A ação é uma parceria estabelecida entre a Associação dos Artistas Amigos da Praça, organização gestora da SP Escola de Teatro, e a Universidade das Artes de Folkwang, na Alemanha. Um dos principais projetos que envolvem esta celebração será a encenação de “Lisístrata”, de Aristófanes, em um projeto multicultural com elenco integralmente feminino.
As quatro aprendizes da Escola devem contracenar com mais quatro atrizes nigerianas, quatro do Chipre e quatro estudantes de jazz da universidade alemã.

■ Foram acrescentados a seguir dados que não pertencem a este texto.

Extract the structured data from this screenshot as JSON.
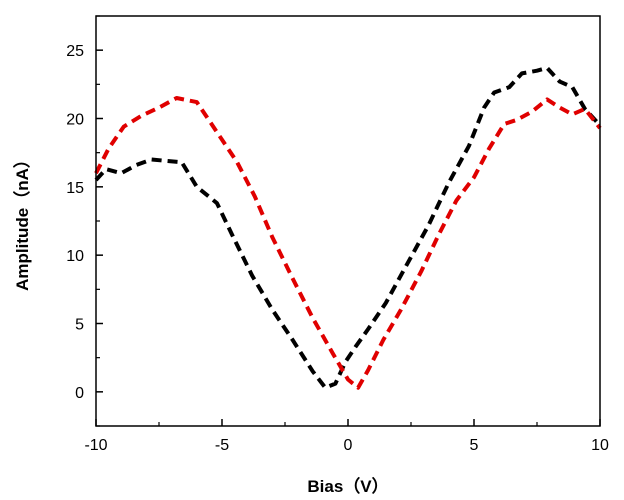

A residência artística ocorre de 19 de abril a 14 de maio de 2017.
As atrizes brasileiras foram selecionadas após três dias de testes e ensaios com o diretor inglês Brian Michaels, coordenador do projeto. Elas dividem a experiência e suas expectativas a seguir.
Carol Rodrigues
É enriquecedor quando nossas expectativas são surpreendidas e superadas. Nós, artistas, sabemos que a preparação e a espera para uma audição é cruel, mas lá estávamos oito mulheres numa terça-feira fria e cinza, com os nervos à flor da pele, prontas (nem tanto) para o teste. A situação piorou com a chegada do diretor anglo-germânico… Foi chegada a hora, quem seria a primeira? Nem precisamos escolher, pois sensivelmente ele percebeu que aquela atmosfera de avaliação era inadequada, nem um pouco produtiva e nem mesmo favorável para o momento… Ufa.
Começamos com a típica apresentação, nomes, idades, experiências e, naturalmente, nossos assuntos convergiram para como seria o trabalho com Brian Michaels e sobre a montagem da peça “Lisístrata”, em Pafos. Ele prontamente nos explicou sobre seu método e técnicas aplicadas ao trabalho de corpo, como também seus interesses e projeções para esse intercâmbio, já que a montagem envolve também atrizes da Nigéria, Alemanha e Chipre.
Partimos então para a parte prática e pudemos experimentar a preparação e o método de criação utilizado pelo diretor, que, basicamente, permeia a simplicidade da ação do caminhar (e suas velocidades) e aposta na linguagem genuína do corpo como força motora e intuitiva do agir. Ele queria apenas nos conhecer, dizia.
Depois de dois dias de imersão nesse trabalho, nossas cenas foram vistas. Não só por ele como todas nós também. Foi uma comunhão bonita, leve e, acima de tudo, celebrada. Falamos sobre mulheres, sobre ser mulher, sobre feminismo, sobre “Lisístrata”, arte e nós. A seleção das atrizes viria a acontecer por razões óbvias, afinal esse era o objetivo, e se é pra ser assim façamos com dignidade, sensibilidade e celebração. Assim foi.
Clara Cury
Gostei muito de conhecer o diretor Brian Michaels e me entusiasmou muito a sua concepção sobre o projeto e seu modo de trabalhar com a ressignificação de textos clássicos na atualidade. Sua abordagem inicial em qualquer projeto parte do corpo e do ator em plena conexão com o próprio corpo após exercícios de caminhadas pelo espaço que duram em torno de uma hora. O propósito é encontrar as respostas para as inquietações do trabalho em questão nos impulsos do corpo, ao mesmo tempo em que a história individual e a visão de mundo de cada ator o move na estruturação das bases do processo de criação do grupo.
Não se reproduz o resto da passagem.